Publié le 15 août 2024 à 07:52

Crédit Photo : Le Petit Lillois
À l’approche de la première journée de Ligue 1, qui débute ce vendredi 16 août, le patron de DAZN Shay Segev a défendu son produit, ses formules, et a jugé attractif le tarif de ses abonnements…
Après moult péripéties, les droits TV domestiques de la Ligue 1 ont trouvé preneur avec DAZN, qui détenait déjà les droits de la boxe, du MMA, de la Jupiler Pro League ou encore de la première division féminine française. Désormais, la plateforme britannique peut ajouter la Ligue 1 à son catalogue, du moins huit des neuf matchs de chaque journée en direct et la manquante, obtenue par beIN Sports, en différé. PDG du groupe, Shay Segev évoque d’ailleurs cette spécificité du championnat français : « Bien sûr, nous aurions préféré avoir la totalité en direct. […] Mais j’espère que nous aurons l’opportunité de créer un abonnement commun DAZN-beIN pour proposer la totalité de nos offres dans un même package à un prix attractif », débute-t-il dans un entretien accordé à L’Équipe.
Un prix attractif ? Celui-ci a été fixé à 29,99€ par mois (engagement sur un an) par les dirigeants de ce nouveau diffuseur.
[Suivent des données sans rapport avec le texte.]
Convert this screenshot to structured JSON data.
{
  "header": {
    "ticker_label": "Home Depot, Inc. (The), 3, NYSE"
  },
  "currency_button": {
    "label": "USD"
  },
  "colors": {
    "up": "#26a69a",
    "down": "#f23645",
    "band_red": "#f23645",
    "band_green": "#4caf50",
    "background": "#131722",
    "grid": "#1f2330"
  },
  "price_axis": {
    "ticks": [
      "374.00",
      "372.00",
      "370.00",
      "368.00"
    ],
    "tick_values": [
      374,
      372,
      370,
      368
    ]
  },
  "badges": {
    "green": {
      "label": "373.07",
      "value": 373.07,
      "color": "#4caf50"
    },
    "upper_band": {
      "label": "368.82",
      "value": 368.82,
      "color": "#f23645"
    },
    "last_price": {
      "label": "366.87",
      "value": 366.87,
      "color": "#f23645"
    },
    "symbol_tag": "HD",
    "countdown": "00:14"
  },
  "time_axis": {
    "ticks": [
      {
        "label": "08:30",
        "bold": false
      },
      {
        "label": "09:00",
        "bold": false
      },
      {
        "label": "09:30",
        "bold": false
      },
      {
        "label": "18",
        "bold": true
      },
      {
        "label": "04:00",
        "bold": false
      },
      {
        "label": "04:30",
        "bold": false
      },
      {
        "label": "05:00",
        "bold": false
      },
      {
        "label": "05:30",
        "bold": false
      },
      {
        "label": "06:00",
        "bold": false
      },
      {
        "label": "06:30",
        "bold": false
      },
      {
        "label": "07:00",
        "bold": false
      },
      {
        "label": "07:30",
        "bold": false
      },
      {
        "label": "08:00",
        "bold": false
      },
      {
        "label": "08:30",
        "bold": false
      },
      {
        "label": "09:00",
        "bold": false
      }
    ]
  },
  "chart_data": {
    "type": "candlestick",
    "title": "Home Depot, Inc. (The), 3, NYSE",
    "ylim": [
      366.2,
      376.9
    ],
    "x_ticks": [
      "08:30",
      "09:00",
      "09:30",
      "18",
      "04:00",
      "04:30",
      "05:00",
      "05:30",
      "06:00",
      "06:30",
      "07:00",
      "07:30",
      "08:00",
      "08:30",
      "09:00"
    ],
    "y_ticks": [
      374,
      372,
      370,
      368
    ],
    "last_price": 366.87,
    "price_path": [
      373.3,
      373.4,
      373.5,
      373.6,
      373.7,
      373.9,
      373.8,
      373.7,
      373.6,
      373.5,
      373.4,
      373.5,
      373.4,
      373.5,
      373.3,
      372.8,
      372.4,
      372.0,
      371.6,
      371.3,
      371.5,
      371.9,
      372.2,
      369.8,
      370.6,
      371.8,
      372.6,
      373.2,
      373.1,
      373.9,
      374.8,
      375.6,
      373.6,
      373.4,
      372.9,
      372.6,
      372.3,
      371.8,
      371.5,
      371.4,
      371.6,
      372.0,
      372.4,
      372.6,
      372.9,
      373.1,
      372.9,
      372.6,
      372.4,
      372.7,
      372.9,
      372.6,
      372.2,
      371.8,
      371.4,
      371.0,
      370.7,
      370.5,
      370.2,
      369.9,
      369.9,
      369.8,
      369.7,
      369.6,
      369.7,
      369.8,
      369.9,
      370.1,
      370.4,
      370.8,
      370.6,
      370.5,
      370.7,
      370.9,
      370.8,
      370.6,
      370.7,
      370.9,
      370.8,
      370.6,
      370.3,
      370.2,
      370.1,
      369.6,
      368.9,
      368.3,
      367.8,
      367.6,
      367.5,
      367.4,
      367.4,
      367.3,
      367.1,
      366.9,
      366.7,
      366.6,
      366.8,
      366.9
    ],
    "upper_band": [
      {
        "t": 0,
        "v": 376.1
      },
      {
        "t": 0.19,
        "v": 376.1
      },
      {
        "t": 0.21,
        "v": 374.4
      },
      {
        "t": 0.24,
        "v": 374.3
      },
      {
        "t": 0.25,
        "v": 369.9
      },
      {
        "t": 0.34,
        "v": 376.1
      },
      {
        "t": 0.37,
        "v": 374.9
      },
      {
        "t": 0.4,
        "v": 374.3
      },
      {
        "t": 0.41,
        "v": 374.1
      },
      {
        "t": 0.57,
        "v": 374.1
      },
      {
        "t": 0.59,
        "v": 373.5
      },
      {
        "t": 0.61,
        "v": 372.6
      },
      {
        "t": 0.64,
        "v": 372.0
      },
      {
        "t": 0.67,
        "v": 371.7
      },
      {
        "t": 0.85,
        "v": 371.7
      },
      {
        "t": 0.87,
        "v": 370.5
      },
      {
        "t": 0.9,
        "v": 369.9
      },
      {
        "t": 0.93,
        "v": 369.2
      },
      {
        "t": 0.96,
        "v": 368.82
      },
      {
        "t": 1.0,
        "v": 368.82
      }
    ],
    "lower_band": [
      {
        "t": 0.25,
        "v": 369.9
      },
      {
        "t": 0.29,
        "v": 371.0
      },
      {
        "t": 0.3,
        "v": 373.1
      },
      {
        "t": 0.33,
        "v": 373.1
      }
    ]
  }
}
Cette tarification est « le résultat de deux facteurs principaux » répète Shay Segev en citant le prix payé à la Ligue de Football Professionnel pour acquérir ces droits (400M€ en moyenne par an) et le catalogue qu’il possède (L1, Betclic Élite de basket, boxe, MMA, ligues féminines de foot). Pour rentrer dans ses frais, au minimum, DAZN mise sur 1,5 million d’abonnés sur la première année, un million minimum. Les estimations, à ce jour, sont néanmoins nettement inférieures à ce total : « Cela m’inquiète et j’aimerais pouvoir proposer un prix inférieur si je le pouvais. Mais si vous le comparez à un billet de match, combien coûte-t-il aujourd’hui ? Entre 50 et 80 euros en moyenne pour les moins chers », poursuit-il. Il est pourtant possible, encore à l’heure actuelle, de trouver des places avoisinant les vingt euros pour assister à LOSC – Angers, première rencontre de l’année à domicile pour les supporters lillois. Bien étrange…
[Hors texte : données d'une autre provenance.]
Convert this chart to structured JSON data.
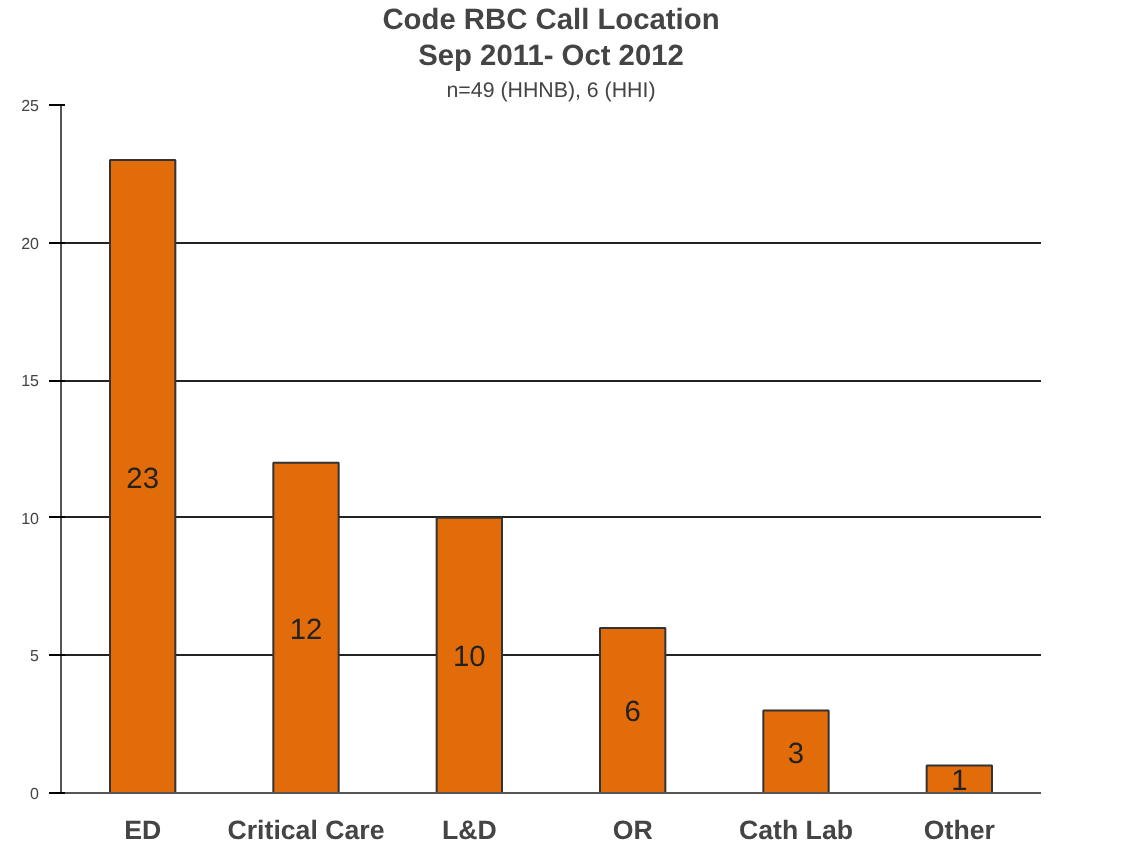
{
  "chart_data": {
    "type": "bar",
    "title": "Code RBC Call Location",
    "subtitle": "Sep 2011- Oct 2012",
    "annotations": [
      "n=49 (HHNB), 6 (HHI)"
    ],
    "categories": [
      "ED",
      "Critical Care",
      "L&D",
      "OR",
      "Cath Lab",
      "Other"
    ],
    "values": [
      23,
      12,
      10,
      6,
      3,
      1
    ],
    "color": "#e36c0a",
    "ylim": [
      0,
      25
    ],
    "yticks": [
      0,
      5,
      10,
      15,
      20,
      25
    ],
    "grid": "y",
    "data_labels": true
  }
}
Le PDG de DAZN enchaîne, finissant une partie de son discours par une allusion au passé, une référence à Mediapro et sa chaîne nommée Téléfoot, sans pourtant les citer : « Nous sommes une entreprise très différente, juge néanmoins Shay Segev. Nous sommes une plateforme en lien direct avec les consommateurs et nous gérons une entreprise déjà prospère sur 15 autres marchés autour du football. 29,99 € par mois, pour notre offre en France, est un juste prix. Le consommateur doit comprendre qu’il ne paye pas DAZN, il paye la Ligue et les clubs. Parce qu’en fin de compte, si cela ne fonctionne pas, qu’est-ce que cela signifiera pour le football français ? Nous devons assurer un minimum de valeur », assure-t-il, toujours dans les colonnes de L’Équipe.
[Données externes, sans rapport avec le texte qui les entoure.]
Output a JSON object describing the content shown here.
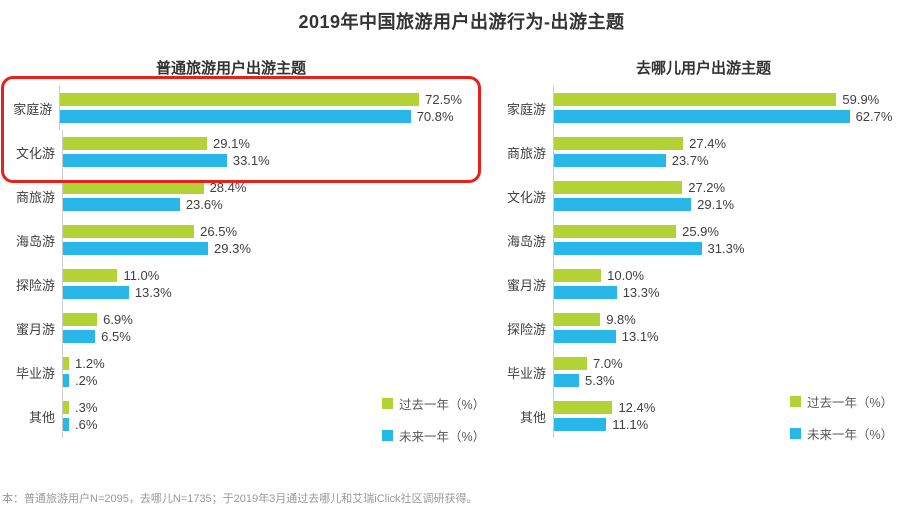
{
  "page": {
    "title": "2019年中国旅游用户出游行为-出游主题",
    "footnote": "本：普通旅游用户N=2095，去哪儿N=1735；于2019年3月通过去哪儿和艾瑞iClick社区调研获得。"
  },
  "colors": {
    "past_year": "#b3d235",
    "next_year": "#29b7ea",
    "highlight_box": "#e8201a"
  },
  "chart_data": [
    {
      "type": "bar",
      "orientation": "horizontal",
      "title": "普通旅游用户出游主题",
      "categories": [
        "家庭游",
        "文化游",
        "商旅游",
        "海岛游",
        "探险游",
        "蜜月游",
        "毕业游",
        "其他"
      ],
      "series": [
        {
          "name": "过去一年（%）",
          "color": "#b3d235",
          "values": [
            72.5,
            29.1,
            28.4,
            26.5,
            11.0,
            6.9,
            1.2,
            0.3
          ],
          "labels": [
            "72.5%",
            "29.1%",
            "28.4%",
            "26.5%",
            "11.0%",
            "6.9%",
            "1.2%",
            ".3%"
          ]
        },
        {
          "name": "未来一年（%）",
          "color": "#29b7ea",
          "values": [
            70.8,
            33.1,
            23.6,
            29.3,
            13.3,
            6.5,
            0.2,
            0.6
          ],
          "labels": [
            "70.8%",
            "33.1%",
            "23.6%",
            "29.3%",
            "13.3%",
            "6.5%",
            ".2%",
            ".6%"
          ]
        }
      ],
      "xmax": 80,
      "grid": false,
      "legend_position": "bottom-right",
      "annotation": {
        "type": "highlight-box",
        "color": "#e8201a",
        "highlighted_categories": [
          "家庭游",
          "文化游"
        ]
      }
    },
    {
      "type": "bar",
      "orientation": "horizontal",
      "title": "去哪儿用户出游主题",
      "categories": [
        "家庭游",
        "商旅游",
        "文化游",
        "海岛游",
        "蜜月游",
        "探险游",
        "毕业游",
        "其他"
      ],
      "series": [
        {
          "name": "过去一年（%）",
          "color": "#b3d235",
          "values": [
            59.9,
            27.4,
            27.2,
            25.9,
            10.0,
            9.8,
            7.0,
            12.4
          ],
          "labels": [
            "59.9%",
            "27.4%",
            "27.2%",
            "25.9%",
            "10.0%",
            "9.8%",
            "7.0%",
            "12.4%"
          ]
        },
        {
          "name": "未来一年（%）",
          "color": "#29b7ea",
          "values": [
            62.7,
            23.7,
            29.1,
            31.3,
            13.3,
            13.1,
            5.3,
            11.1
          ],
          "labels": [
            "62.7%",
            "23.7%",
            "29.1%",
            "31.3%",
            "13.3%",
            "13.1%",
            "5.3%",
            "11.1%"
          ]
        }
      ],
      "xmax": 70,
      "grid": false,
      "legend_position": "bottom-right"
    }
  ]
}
Pro-active, la plateforme britannique ne souhaite néanmoins pas se concentrer uniquement sur son offre d’abonnement traditionnelle. Si celle-ci ne sera jamais abandonnée, car « c’est un repère pour les gens », « d’autres formules d’abonnement à un prix d’entrée plus bas à l’avenir » pourraient voir le jour. Le pay-per-view est alors mentionné, au même titre que des matchs diffusés gratuitement, du moins si certaines conditions sont remplies.